Another Obama-Era NLRB Precedent Bites the Dust: A Swing Back Toward the Importance of “Entrepreneurial Opportunity” in Independent Contractor Analysis
By Jennifer Dunn and Melissa Sobota - Franczek P.C.
February 5, 2019
On January 25, 2019, the National Labor Relations Board (“NLRB”) issued its decision in SuperShuttle DFW, Inc. and Amalgamated Transit Union, overturning the Obama-era decision in FedEx Home Delivery, which downplayed the role of entrepreneurial opportunity in the test to determine whether individuals are independent contractors.
The National Labor Relations Act (“NLRA”) only applies to employees, and expressly excludes independent contractors from its coverage. The NLRB and reviewing courts had long applied a traditional common law agency analysis to determine whether individuals were independent contractors, and emphasized an employer’s ability to control the work as the most important factor. In 2009, however, the United States Court of Appeals for the District of Columbia Circuit overturned an NLRB decision holding that FedEx drivers were employees under the NLRA. In that case, the court relied heavily on whether the driver’s position “present[ed] the opportunities and risks inherent in entrepreneurialism,” rather than whether FedEx, as the employer, had the ability to control the work being performed. While the court considered all factors of the traditional common-law analysis, it held that “entrepreneurial opportunity” was the predominant factor. Pursuant to that analysis, the court found that the drivers had entrepreneurial opportunity to establish their own hours and work routes, and to use their vehicles for personal use, and, therefore, were independent contractors under the NLRA.
In 2014, the NLRB revisited the issue in FedEx Home Delivery, 361 NLRB 610, at which time the NLRB significantly limited the importance of entrepreneurial opportunity to just “one aspect” of a new factor of “rendering services as part of an independent business.” This move away from entrepreneurial opportunity concerned the current Republican-majority NLRB, and on January 25, 2019, it seized the opportunity to reevaluate the appropriate test for determining independent contractor status in SuperShuttle DFW, Inc.

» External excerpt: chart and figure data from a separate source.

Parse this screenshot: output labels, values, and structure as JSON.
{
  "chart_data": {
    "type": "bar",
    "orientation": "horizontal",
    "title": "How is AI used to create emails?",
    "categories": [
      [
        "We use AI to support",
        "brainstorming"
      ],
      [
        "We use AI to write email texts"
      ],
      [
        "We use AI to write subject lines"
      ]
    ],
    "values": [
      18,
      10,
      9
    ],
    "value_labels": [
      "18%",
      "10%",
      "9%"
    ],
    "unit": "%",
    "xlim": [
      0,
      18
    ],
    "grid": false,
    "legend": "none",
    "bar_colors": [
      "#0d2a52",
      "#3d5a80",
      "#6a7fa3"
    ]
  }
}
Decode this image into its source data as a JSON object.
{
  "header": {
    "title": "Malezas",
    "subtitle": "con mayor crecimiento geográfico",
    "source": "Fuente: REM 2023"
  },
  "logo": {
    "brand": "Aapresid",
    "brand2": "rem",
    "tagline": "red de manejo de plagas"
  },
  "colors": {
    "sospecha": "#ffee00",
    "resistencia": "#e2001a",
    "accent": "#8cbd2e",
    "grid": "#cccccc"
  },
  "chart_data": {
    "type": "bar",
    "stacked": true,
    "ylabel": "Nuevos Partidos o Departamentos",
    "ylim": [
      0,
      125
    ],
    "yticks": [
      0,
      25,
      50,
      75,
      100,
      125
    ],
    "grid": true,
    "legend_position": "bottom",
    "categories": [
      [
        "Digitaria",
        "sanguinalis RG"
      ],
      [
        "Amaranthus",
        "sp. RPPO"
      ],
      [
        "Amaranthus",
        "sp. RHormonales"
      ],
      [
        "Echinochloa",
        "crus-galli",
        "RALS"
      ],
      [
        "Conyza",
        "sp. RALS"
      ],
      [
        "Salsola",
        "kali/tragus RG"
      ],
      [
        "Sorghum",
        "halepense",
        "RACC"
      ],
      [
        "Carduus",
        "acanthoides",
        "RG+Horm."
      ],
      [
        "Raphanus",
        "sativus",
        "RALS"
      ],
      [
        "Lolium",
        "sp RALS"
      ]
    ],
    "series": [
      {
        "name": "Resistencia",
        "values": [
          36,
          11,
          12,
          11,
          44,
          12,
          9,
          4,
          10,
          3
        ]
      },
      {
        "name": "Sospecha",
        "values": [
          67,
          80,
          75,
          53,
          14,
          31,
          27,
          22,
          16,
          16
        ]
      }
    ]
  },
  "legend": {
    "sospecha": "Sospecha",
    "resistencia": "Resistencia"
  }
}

In SuperShuttle DFW, Inc., the NLRB overturned the 2014 FedEx case, finding that the decision inappropriately altered the independent contractor analysis and improperly limited the importance of entrepreneurial opportunity. The NLRB returned to its more traditional independent contractor analysis, which requires consideration of all common-law agency test factors in the context of entrepreneurial opportunity, in the same way the NLRB traditionally had evaluated employer control. In this context, the NLRB noted in SuperShuttle DFW, Inc. that, where “a qualitative evaluation of common-law factors shows significant opportunity for economic gain (and concomitantly, significant risk of loss),” an individual is likely to be deemed an independent contractor. Applying the common-law factors through this “prism” of entrepreneurial opportunity, the NLRB found that the drivers at issue in SuperShuttle were independent contractors, rather than employees, and exempt from coverage under the NLRA.
The impact of the NLRB’s return to traditional common law agency analysis, viewed through the “prism of entrepreneurial opportunity,” is likely to ripple throughout the growing “gig economy,” where increasingly employers have been moving toward the use of independent contractors for many services, and away from a more traditional employment model.